Reading Spontaneous Happiness by Andrew Weil, chosen not because of “happiness” in its title, but because he is always worth reading.
He feels that the key to mental equilibrium is contentment, quoting Chinese philosopher Lao Tze “one who contains content, remains content.”
That is really interesting because we tend to have a personal happiness set point, rather like a weight one. People who have had life-changing injuries, like paraplegia, within three months are back to their normal emotional set point, though you would think they would be plunged into unremitting depression. Also identical twins raised apart have a similar happiness set point, independent of their adoptive families. (More info) When I was pregnant, my one wish for my baby was that she would inherit my mother’s mother’s positivity, not my other grandmother’s apathy and negativity.
But one can change one’s set point. In Train Your Mind, Change Your Brain, Sharon Begley explains that we can change our brains – they are not set in stone, quietly running downhill from our twenties. For years, stroke patients weren’t given long term therapy as it was believed that the brain couldn’t rewire. But, of course, it can and today people are making amazing comebacks after brain injury.
So surely we can reset our happiness set point. According to Martin Seligman and Andrew Weil, we can. I have found that, as I have said on May 8 (Good Moves) just walking and behaving as if I feel no pain has a profound, deep effect on my general feeling of well being. Also catching and stopping myself ruminating on what’s wrong, prevents a downward spiral. And, of course, once you are in a depressed frame of mind, it is very difficult to access positive memories.
A friend who called me today, answering my question “How are you?” with a glum description. I realized that she always starts from the negative, which gave me a glimpse into her self-talk. How heavy and dreary and so hard to recover from.
According to Andrew Weil, who although he is meant to be writing on happiness, seems to be concentrating on depression, psychiatrists today do not make allowance for depressing life events, except bereavement, when you are allowed two months unhappiness.

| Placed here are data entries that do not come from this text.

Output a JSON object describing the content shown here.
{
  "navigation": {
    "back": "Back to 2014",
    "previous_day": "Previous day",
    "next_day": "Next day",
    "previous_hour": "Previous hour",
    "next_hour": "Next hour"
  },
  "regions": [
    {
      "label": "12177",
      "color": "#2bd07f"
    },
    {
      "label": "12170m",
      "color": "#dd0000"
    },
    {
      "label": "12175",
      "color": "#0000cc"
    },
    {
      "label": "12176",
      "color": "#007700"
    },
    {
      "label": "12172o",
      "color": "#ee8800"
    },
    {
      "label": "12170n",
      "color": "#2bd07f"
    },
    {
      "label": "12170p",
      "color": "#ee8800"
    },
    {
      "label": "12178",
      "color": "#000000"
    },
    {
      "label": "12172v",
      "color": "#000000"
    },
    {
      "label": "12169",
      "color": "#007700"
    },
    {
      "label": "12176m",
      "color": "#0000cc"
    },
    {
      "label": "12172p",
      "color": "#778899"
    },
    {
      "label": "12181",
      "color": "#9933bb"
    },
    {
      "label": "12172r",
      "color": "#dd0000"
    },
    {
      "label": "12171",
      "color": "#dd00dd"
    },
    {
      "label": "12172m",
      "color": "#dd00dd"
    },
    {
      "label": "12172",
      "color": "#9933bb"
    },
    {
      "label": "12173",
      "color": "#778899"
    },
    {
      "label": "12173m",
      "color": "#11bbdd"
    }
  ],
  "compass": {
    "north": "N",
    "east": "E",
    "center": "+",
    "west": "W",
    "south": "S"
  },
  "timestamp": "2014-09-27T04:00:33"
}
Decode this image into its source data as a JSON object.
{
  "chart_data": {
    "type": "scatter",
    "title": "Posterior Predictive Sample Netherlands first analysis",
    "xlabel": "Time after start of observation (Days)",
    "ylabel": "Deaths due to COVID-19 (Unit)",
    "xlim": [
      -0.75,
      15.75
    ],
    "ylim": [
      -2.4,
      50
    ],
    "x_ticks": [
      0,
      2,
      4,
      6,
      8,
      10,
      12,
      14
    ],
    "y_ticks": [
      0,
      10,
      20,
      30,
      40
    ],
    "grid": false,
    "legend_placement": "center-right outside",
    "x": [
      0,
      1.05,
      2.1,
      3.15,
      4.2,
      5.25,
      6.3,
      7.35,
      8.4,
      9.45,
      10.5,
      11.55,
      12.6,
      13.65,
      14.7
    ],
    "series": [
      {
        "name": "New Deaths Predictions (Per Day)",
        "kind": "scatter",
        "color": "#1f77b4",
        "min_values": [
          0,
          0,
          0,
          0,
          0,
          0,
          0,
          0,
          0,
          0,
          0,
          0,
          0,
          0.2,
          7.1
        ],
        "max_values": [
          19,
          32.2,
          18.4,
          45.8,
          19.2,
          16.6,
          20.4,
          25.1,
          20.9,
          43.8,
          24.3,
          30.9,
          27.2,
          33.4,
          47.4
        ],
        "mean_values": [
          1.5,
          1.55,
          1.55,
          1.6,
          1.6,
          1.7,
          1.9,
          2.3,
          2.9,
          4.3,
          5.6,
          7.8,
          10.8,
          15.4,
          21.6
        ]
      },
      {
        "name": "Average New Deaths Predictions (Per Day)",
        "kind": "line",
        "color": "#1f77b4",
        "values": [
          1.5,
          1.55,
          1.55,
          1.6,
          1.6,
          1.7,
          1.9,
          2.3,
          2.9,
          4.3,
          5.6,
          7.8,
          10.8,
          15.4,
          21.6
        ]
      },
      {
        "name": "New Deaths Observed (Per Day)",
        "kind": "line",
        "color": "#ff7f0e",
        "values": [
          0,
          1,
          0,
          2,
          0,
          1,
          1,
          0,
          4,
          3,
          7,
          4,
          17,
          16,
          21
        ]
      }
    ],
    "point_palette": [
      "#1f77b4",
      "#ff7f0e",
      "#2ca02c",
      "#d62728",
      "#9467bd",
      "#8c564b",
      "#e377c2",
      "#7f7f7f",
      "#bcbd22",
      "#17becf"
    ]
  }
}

How extraordinary! We are creatures formed by sun and shadow, learning from and enriched by life. We can’t be fully human if we live in unthinking happiness 24/7. Years ago, one of my English students stayed after class, pouring out his story of depression. His doctor had been trying a variety of drugs with no effect. As his misery flowed, it was obvious that anyone in his situation would be miserable.
“No wonder you are depressed,” I said robustly. “Anyone would be. Your life is depressing! Do something to change it.” Which actually was possible, not easy, but doable once he saw that his circumstances were the problem. Not some flaw in him because he couldn’t accept, deep within him, what was happening to him. He was entitled to better, not to be “fixed.”